Wednesday, 29 September, 2021
E-paper

Singapore’s total service down in Q2

SINGAPORE: Singapore’s total employment fell in the second quarter as Phase 2 (Heightened Alert) took a toll, though unemployment rates continued to improve, according to the Ministry of Manpower’s (MOM) advance release of Q2 labour market statistics on Friday.

Total employment had risen in Q1 after a year of declines in 2020, but fell again in Q2 by 15,700, as a slower rise in resident employment only partly offset a continued fall in non-resident employment, report agencies.

MOM attributed the slower resident employment growth to declines in domestically-oriented sectors hit by Phase 2 (Heightened Alert) measures, such as food and beverage services and retail trade.

In contrast, resident employment continued to grow steadily in outward-oriented sectors such as information and communications; professional services; and community, social and personal services.

Meanwhile, non-resident employment declined more sharply across most sectors, as departing workers were not replaced due to border restrictions. The construction industry, which has been notably affected by entry curbs, saw employment levels fall by 5,200.

Asked if the reimposition of Phase 2 (Heightened Alert) in July might also weaken the labour market in the third quarter, MOM permanent secretary Aubeck Kam said that a similar effect may possibly be expected.

But he added that it depends on how the Covid-19 situation will develop in the rest of the third quarter, with vaccination affecting how much economic activity, particularly for domestic services, will be able to catch up: “There is still much to play for in Q3.”

Friday’s flash figures did not include specific figures for the respective changes in resident employment and non-resident employment. The fuller Labour Market Report Q2 2021 will be released in mid-September, with more details such as resident and non-resident employment, sectoral breakdowns, and re-entry rates for retrenched residents.

Though employment levels were down, unemployment rates continued to improve.
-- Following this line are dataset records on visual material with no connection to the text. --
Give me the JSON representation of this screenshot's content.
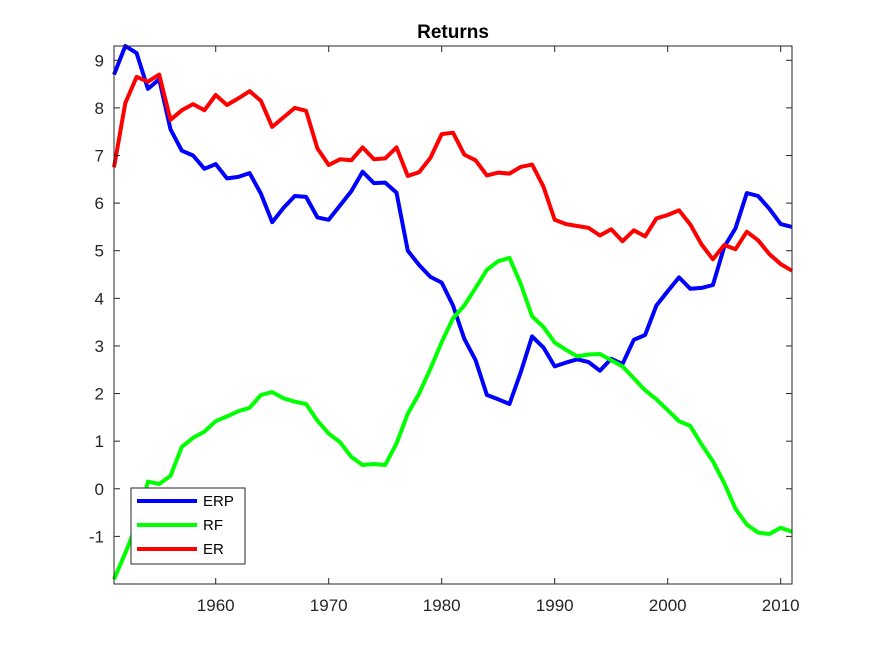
{
  "chart_data": {
    "type": "line",
    "title": "Returns",
    "xlabel": "",
    "ylabel": "",
    "xlim": [
      1951,
      2011
    ],
    "ylim": [
      -2,
      9.3
    ],
    "xticks": [
      1960,
      1970,
      1980,
      1990,
      2000,
      2010
    ],
    "xtick_labels": [
      "1960",
      "1970",
      "1980",
      "1990",
      "2000",
      "2010"
    ],
    "yticks": [
      -1,
      0,
      1,
      2,
      3,
      4,
      5,
      6,
      7,
      8,
      9
    ],
    "ytick_labels": [
      "-1",
      "0",
      "1",
      "2",
      "3",
      "4",
      "5",
      "6",
      "7",
      "8",
      "9"
    ],
    "grid": false,
    "legend": {
      "position": "bottom-left"
    },
    "x": [
      1951,
      1952,
      1953,
      1954,
      1955,
      1956,
      1957,
      1958,
      1959,
      1960,
      1961,
      1962,
      1963,
      1964,
      1965,
      1966,
      1967,
      1968,
      1969,
      1970,
      1971,
      1972,
      1973,
      1974,
      1975,
      1976,
      1977,
      1978,
      1979,
      1980,
      1981,
      1982,
      1983,
      1984,
      1985,
      1986,
      1987,
      1988,
      1989,
      1990,
      1991,
      1992,
      1993,
      1994,
      1995,
      1996,
      1997,
      1998,
      1999,
      2000,
      2001,
      2002,
      2003,
      2004,
      2005,
      2006,
      2007,
      2008,
      2009,
      2010,
      2011
    ],
    "series": [
      {
        "name": "ERP",
        "color": "#0000ff",
        "values": [
          8.7,
          9.3,
          9.15,
          8.4,
          8.6,
          7.55,
          7.1,
          7.0,
          6.72,
          6.82,
          6.52,
          6.55,
          6.63,
          6.2,
          5.6,
          5.9,
          6.15,
          6.13,
          5.7,
          5.65,
          5.95,
          6.25,
          6.66,
          6.42,
          6.43,
          6.22,
          5.0,
          4.7,
          4.45,
          4.33,
          3.85,
          3.15,
          2.7,
          1.97,
          1.88,
          1.78,
          2.45,
          3.2,
          2.97,
          2.57,
          2.65,
          2.72,
          2.66,
          2.48,
          2.73,
          2.62,
          3.13,
          3.23,
          3.85,
          4.15,
          4.44,
          4.2,
          4.22,
          4.28,
          5.08,
          5.47,
          6.21,
          6.15,
          5.88,
          5.56,
          5.5
        ]
      },
      {
        "name": "RF",
        "color": "#00ff00",
        "values": [
          -1.9,
          -1.35,
          -0.75,
          0.15,
          0.1,
          0.27,
          0.88,
          1.07,
          1.2,
          1.42,
          1.52,
          1.63,
          1.7,
          1.97,
          2.03,
          1.9,
          1.83,
          1.78,
          1.43,
          1.16,
          0.98,
          0.67,
          0.5,
          0.52,
          0.5,
          0.95,
          1.58,
          2.0,
          2.52,
          3.08,
          3.58,
          3.85,
          4.22,
          4.6,
          4.78,
          4.85,
          4.3,
          3.62,
          3.4,
          3.07,
          2.92,
          2.78,
          2.82,
          2.83,
          2.7,
          2.57,
          2.32,
          2.07,
          1.88,
          1.65,
          1.42,
          1.32,
          0.93,
          0.58,
          0.12,
          -0.42,
          -0.75,
          -0.92,
          -0.95,
          -0.82,
          -0.9
        ]
      },
      {
        "name": "ER",
        "color": "#ff0000",
        "values": [
          6.75,
          8.1,
          8.65,
          8.55,
          8.7,
          7.75,
          7.95,
          8.08,
          7.95,
          8.27,
          8.06,
          8.2,
          8.35,
          8.15,
          7.6,
          7.8,
          8.0,
          7.94,
          7.15,
          6.8,
          6.92,
          6.9,
          7.17,
          6.92,
          6.94,
          7.17,
          6.57,
          6.65,
          6.95,
          7.45,
          7.48,
          7.02,
          6.9,
          6.58,
          6.64,
          6.62,
          6.76,
          6.81,
          6.35,
          5.65,
          5.56,
          5.52,
          5.48,
          5.32,
          5.45,
          5.2,
          5.43,
          5.3,
          5.68,
          5.75,
          5.85,
          5.55,
          5.13,
          4.82,
          5.12,
          5.03,
          5.4,
          5.22,
          4.93,
          4.72,
          4.58
        ]
      }
    ]
  }
}
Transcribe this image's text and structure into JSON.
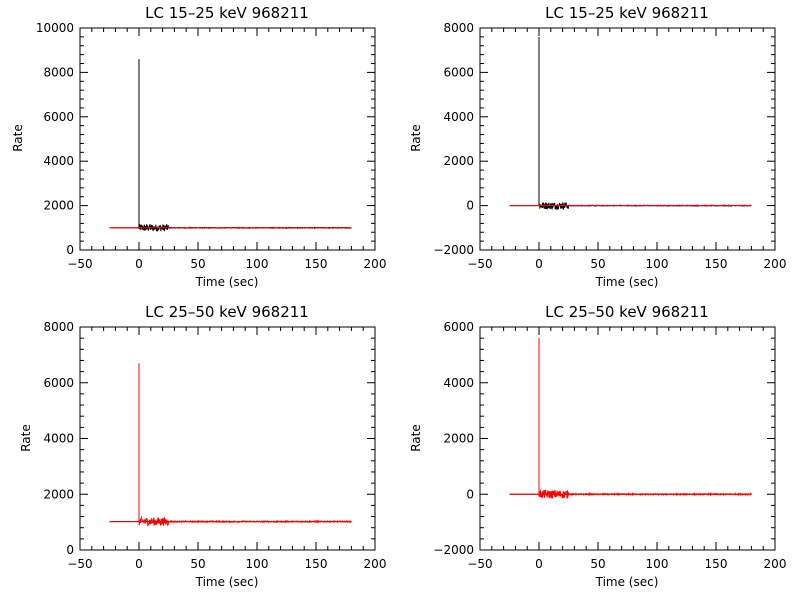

Overall unemployment edged down to 2.7 per cent, from 2.8 per cent before.

Resident unemployment fell to 3.7 per cent, from 3.8 per cent before, while citizen unemployment fell to 3.8 per cent, from 4 per cent before.

In June, there were 86,600 unemployed residents, down from 95,500 in March.

While retrenchments rose in the second quarter, the incidence was comparable to pre-Covid levels. MOM said that based on latest survey returns to date, about 2,500 retrenchments are expected to have happened in Q2, up from 2,270 in Q1.

The rise was mainly due to a modest uptick in layoffs in manufacturing - 900 retrenchments, up from 320 the previous quarter - and construction, with 100 layoffs, up from 20.

Services still accounted for the bulk of layoffs at 1,500, but this was fewer than the 1,930 in Q1.

“In sectors directly impacted by the tighter restrictions, such as food and beverages services, no notable increases were observed,” said MOM.

The likelihood of retrenchments in Q2 is expected to be 1.3 retrenchments per 1,000 employees, similar to the 1.2 rate in Q1 and comparable to pre-pandemic levels in 2018 and 2019.